Dalam KTT Kerja Sama Ekonomi Asia Pasifik (APEC), Presiden Prabowo Subianto menyatakan bahwa Indonesia akan mencapai 100 persen energi terbarukan dalam sepuluh tahun ke depan. Pernyataan ini diperkuat dalam KTT Group of 20 (G20), di mana Indonesia berkomitmen untuk menghentikan penggunaan pembangkit listrik berbahan bakar fosil dalam lima belas tahun atau pada 2040.
Prabowo memaparkan visinya dan berencana menjadikan dekarbonisasi sistem energi sebagai misi nasional dalam 15 tahun ke depan.
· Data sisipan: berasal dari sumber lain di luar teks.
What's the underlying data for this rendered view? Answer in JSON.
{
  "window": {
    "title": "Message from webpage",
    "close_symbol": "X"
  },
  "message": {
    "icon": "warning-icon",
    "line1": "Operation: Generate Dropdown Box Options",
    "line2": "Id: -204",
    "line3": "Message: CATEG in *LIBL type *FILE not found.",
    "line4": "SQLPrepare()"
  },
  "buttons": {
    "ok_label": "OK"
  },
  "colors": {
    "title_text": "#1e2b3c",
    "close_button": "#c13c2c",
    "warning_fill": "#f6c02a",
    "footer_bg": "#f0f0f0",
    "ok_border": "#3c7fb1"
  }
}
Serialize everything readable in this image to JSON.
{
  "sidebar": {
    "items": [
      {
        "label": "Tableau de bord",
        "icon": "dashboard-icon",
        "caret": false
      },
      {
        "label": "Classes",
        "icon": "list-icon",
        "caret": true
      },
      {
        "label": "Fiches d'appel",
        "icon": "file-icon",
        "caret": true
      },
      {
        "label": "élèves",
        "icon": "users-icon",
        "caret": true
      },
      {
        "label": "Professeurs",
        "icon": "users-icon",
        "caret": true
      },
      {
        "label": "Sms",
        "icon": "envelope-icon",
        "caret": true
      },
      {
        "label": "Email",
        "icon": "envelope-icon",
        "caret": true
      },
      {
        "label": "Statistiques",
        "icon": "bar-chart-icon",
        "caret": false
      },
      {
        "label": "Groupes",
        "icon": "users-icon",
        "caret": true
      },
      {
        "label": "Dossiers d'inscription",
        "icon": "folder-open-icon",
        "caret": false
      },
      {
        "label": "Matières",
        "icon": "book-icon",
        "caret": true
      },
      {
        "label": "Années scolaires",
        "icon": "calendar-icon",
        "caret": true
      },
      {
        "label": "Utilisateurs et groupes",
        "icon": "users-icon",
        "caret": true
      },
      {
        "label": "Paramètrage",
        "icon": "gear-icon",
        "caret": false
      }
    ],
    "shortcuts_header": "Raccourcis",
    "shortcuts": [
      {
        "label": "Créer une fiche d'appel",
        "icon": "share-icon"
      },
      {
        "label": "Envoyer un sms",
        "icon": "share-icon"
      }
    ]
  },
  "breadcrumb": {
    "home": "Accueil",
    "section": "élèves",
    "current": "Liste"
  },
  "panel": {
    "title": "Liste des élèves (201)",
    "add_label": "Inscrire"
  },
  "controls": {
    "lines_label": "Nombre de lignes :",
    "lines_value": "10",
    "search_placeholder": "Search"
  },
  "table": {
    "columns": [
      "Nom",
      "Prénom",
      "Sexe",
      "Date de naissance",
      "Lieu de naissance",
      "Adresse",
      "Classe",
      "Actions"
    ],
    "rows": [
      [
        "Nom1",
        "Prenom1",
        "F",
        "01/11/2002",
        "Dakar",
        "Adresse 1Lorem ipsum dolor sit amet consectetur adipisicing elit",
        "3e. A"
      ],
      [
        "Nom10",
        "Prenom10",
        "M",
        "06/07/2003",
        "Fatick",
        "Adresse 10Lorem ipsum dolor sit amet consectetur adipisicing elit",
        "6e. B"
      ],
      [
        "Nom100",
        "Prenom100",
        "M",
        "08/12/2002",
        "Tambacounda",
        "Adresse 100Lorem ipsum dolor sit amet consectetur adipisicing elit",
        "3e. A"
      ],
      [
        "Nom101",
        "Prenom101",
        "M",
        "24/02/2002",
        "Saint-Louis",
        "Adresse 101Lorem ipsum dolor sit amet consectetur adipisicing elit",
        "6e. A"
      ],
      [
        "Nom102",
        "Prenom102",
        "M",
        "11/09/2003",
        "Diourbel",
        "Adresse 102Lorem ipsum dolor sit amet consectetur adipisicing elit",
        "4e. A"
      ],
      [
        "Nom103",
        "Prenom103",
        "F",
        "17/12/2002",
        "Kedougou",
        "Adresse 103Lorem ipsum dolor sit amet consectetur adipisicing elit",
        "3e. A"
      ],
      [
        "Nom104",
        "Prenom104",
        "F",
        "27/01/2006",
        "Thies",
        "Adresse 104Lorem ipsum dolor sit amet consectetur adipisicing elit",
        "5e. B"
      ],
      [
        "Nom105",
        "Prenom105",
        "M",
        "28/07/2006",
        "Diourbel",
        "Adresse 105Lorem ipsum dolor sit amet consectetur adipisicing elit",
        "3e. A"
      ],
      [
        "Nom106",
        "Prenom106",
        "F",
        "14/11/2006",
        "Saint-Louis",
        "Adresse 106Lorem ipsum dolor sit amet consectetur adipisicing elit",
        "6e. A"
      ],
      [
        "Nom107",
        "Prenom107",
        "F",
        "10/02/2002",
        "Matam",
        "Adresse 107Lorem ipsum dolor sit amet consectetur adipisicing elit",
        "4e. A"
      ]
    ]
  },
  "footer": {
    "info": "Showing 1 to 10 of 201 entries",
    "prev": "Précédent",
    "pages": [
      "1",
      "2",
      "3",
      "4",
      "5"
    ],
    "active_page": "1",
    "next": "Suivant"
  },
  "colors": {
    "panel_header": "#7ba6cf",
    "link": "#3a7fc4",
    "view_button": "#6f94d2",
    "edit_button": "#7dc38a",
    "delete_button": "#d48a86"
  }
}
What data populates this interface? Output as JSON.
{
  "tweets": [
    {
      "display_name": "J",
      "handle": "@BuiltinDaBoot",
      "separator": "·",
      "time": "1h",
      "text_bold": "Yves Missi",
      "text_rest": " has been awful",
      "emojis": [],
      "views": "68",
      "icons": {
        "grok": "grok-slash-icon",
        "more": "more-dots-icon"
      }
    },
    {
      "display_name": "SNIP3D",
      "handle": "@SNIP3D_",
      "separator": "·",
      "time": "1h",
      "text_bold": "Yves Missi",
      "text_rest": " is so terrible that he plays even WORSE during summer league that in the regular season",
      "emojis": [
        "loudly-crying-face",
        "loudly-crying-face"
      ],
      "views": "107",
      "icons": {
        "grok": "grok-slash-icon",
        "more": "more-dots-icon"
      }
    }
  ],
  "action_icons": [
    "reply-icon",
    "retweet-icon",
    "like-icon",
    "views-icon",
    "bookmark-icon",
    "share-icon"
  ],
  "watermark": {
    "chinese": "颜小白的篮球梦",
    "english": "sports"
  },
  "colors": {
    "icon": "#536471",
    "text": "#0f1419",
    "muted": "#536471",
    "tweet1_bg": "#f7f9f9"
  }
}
Di bawah kepemimpinannya, kementerian terkait harus menyusun rencana dan strategi untuk mewujudkan hal ini dalam lima tahun ke depan, dimulai tahun ini.
Perjalanan energi terbarukan Indonesia menghadapi banyak tantangan dan berjalan lambat. Pada 2014, energi terbarukan hanya berkontribusi 7 persen dari total pasokan energi. Satu dekade kemudian, angka ini baru mencapai 14 persen, masih jauh dari target 23 persen yang ditetapkan dalam Kebijakan Energi Nasional (KEN) 2014. Selain itu, target awal 23 persen pada 2025 kini diturunkan menjadi 17-19 persen.
Pemerintah telah menginisiasi berbagai kebijakan untuk mempercepat investasi, termasuk Peraturan Presiden No.112/2022 yang mewajibkan penghentian penggunaan batu bara pada 2050, Mekanisme Transisi Energi (ETM) untuk mendukung pensiun dini pembangkit listrik batu bara dan pengembangan energi terbarukan, serta kemitraan Just Energy Transition Partnership (JETP) senilai 21 miliar dolar AS.
Transisi energi Indonesia menghadapi banyak tantangan tetapi memiliki potensi besar. Dengan sumber daya energi terbarukan yang melimpah, dukungan global yang semakin kuat, serta kesiapan menuju visi Indonesia Emas 2045, negara ini memiliki alasan kuat untuk berkomitmen penuh dalam perjalanan ini di bawah kepemimpinan dan arahan Prabowo yang tegas.